Kinesiology students create Community Service Learning Projects with multiple sclerosis community

CSL provides students the opportunity to work and make a difference with a local community group, while reflecting and putting their experiences in context within a university course.

Jocelyn Love and Nicole Graham - 03 February 2017

Working with community partners, students in KIN 372: Neuroscience Considerations for Adapted Physical Activity have created infographic pamphlets for those living with multiple sclerosis. The project is all part of the Community Service Learning (CSL) program offered through various courses at the University of Alberta.

CSL provides students the opportunity to work and make a difference with a local community group, while reflecting and putting their experiences in context within a university course. These community partnerships provide opportunities for students to gain valuable experience, and to contribute and increase their awareness of the social and political life of their community.

KIN 372 - a course offered to Bachelor of Kinesiology students within the Faculty of Physical Education and Recreation - was developed with the CSL component in mind. Associate professor Kelvin Jones and faculty lecturer Joanna Auger wanted to provide students the opportunity to use critical thinking to meet and interact with community members that are living with particular neurologic impairments such as multiple sclerosis, Parkinson's disease, and spinal cord Injury.

The students were introduced to four community partners to work on their CSL projects with - Northern Alberta MS Clinic, Parkinson's Alberta, Movement Disorders & Deep Brain Stimulation Clinic and Spinal Cord Injury Alberta. Using their knowledge on qualitative research methods such as semi-structured interviews, the students engaged with these community partners through focus groups.

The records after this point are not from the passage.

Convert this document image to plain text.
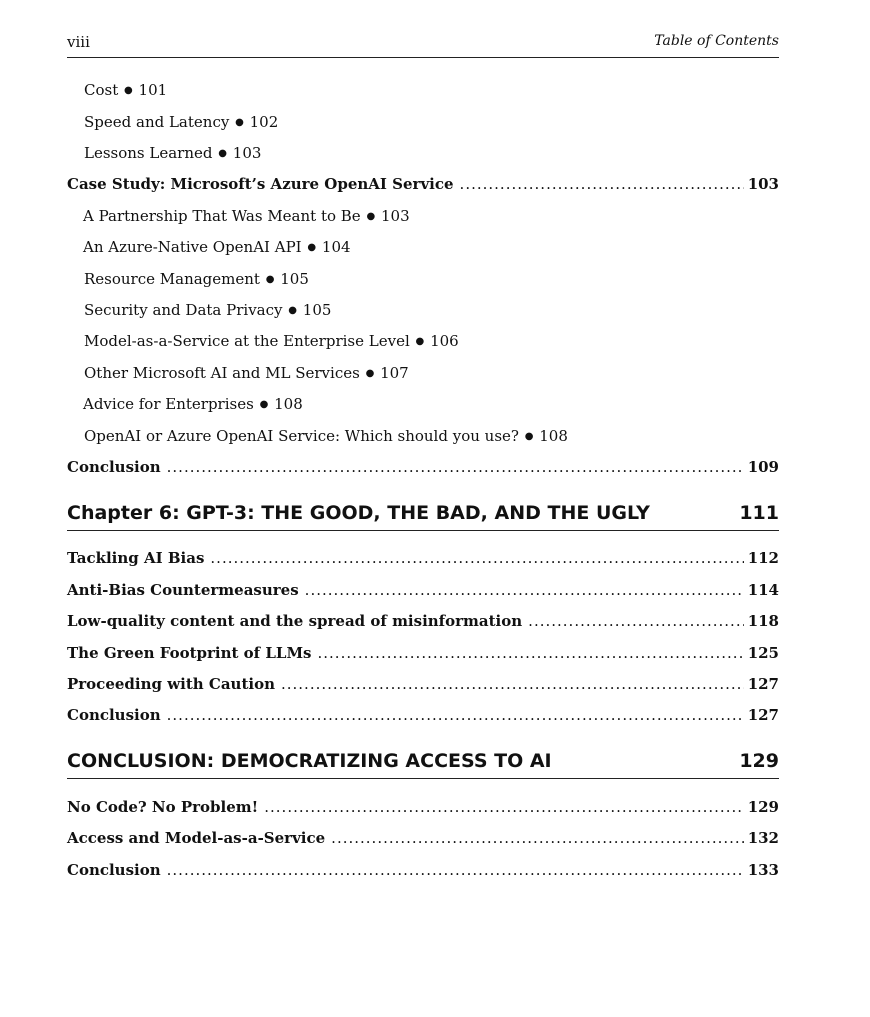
viii	Table of Contents
Cost ● 101
Speed and Latency ● 102
Lessons Learned ● 103
Case Study: Microsoft’s Azure OpenAI Service .....	103
A Partnership That Was Meant to Be ● 103
An Azure-Native OpenAI API ● 104
Resource Management ● 105
Security and Data Privacy ● 105
Model-as-a-Service at the Enterprise Level ● 106
Other Microsoft AI and ML Services ● 107
Advice for Enterprises ● 108
OpenAI or Azure OpenAI Service: Which should you use? ● 108
Conclusion .....	109
Chapter 6: GPT-3: THE GOOD, THE BAD, AND THE UGLY	111
Tackling AI Bias .....	112
Anti-Bias Countermeasures .....	114
Low-quality content and the spread of misinformation .....	118
The Green Footprint of LLMs .....	125
Proceeding with Caution .....	127
Conclusion .....	127
CONCLUSION: DEMOCRATIZING ACCESS TO AI	129
No Code? No Problem! .....	129
Access and Model-as-a-Service .....	132
Conclusion .....	133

Community members were asked questions about exercise, shared experiences, and expressed concerns or hesitations about exercising with their condition. Based on each student's focus group discussion, they were to come up with a community driven research question, work with their instructors and completed a systematic review of the current literature. These findings were then shared with the KIN 372 class in a presentation and with the community members through various forms of deliverables.

The two groups who worked directly with the Northern Alberta MS Clinic chose to deliver their research and give back to the community through info graphics/pamphlets.

The first student team used their focus group to discuss the topic of exercise and physical activity as it related to individuals living with MS. Their infographic illustrates and answers the research question, "Does resistance training improve balance in individuals with Multiple Sclerosis?"

"We witnessed how research can be directly applied within the community and positively influence the lives of individuals experiencing chronic disease. Personally, I think that having the opportunity to apply the knowledge we have gained over the past few years while contributing to our local community reinforced how valuable our education is and the difference we can make in the lives of others," says Sara Szabo, KIN 372 Student.

The second student team held a focus group with three members with MS to discuss physiological symptoms that present barriers to physical activity. Through their discussions they came up with a research question relevant to the community: "Are different cooling strategies effective at regulating core temperature in individuals with multiple sclerosis during exercise?"

"We chose this question because all of our focus group members expressed that heat sensitivity was a symptom of their MS that created some frustration and difficulty when exercising and that many cooling strategies did not work for them," says Sarah DeChamplain, KIN 372 student.

The impact of the KIN 372 CSL project was felt by those working closely with the MS community.

"To have university students working and collaborating with people who have multiple sclerosis, was eye-opening and fun for both groups," says Penny Smyth, Neurologist, Northern Alberta MS Clinic and associate professor, Department of Medicine, University of Alberta. "Together they brainstormed questions about challenges and benefits of exercise in MS, and then searched for answers. To produce concrete outcomes of the community outreach education project in exercise while living with MS was empowering for all concerned. The final products that could be disseminated to help people living with multiple sclerosis meant a lot to all focus group and student members on the projects."

The subversive goal of introducing the CSL project to KIN 372 was to have students learn a process for interacting with individuals with chronic neurologic conditions, knowing what guidelines currently exist, but in the absence of specifics, how to make evidence-based decisions and develop a sense of personal efficacy when it comes to working with these individuals.

"We need more exercise physiologists that are trained and willing to work in our communities with individuals that have neurologic conditions," says associate professor Kelvin Jones, Faculty of Physical Education and Recreation "Typically, Kinesiology students assume that these individuals are the responsibility of other health care professionals, e.g. physiotherapists. We want to build their competence so that they can sit around the table with multidisciplinary teams and contribute to the discussion about exercise for clients with neurologic conditions."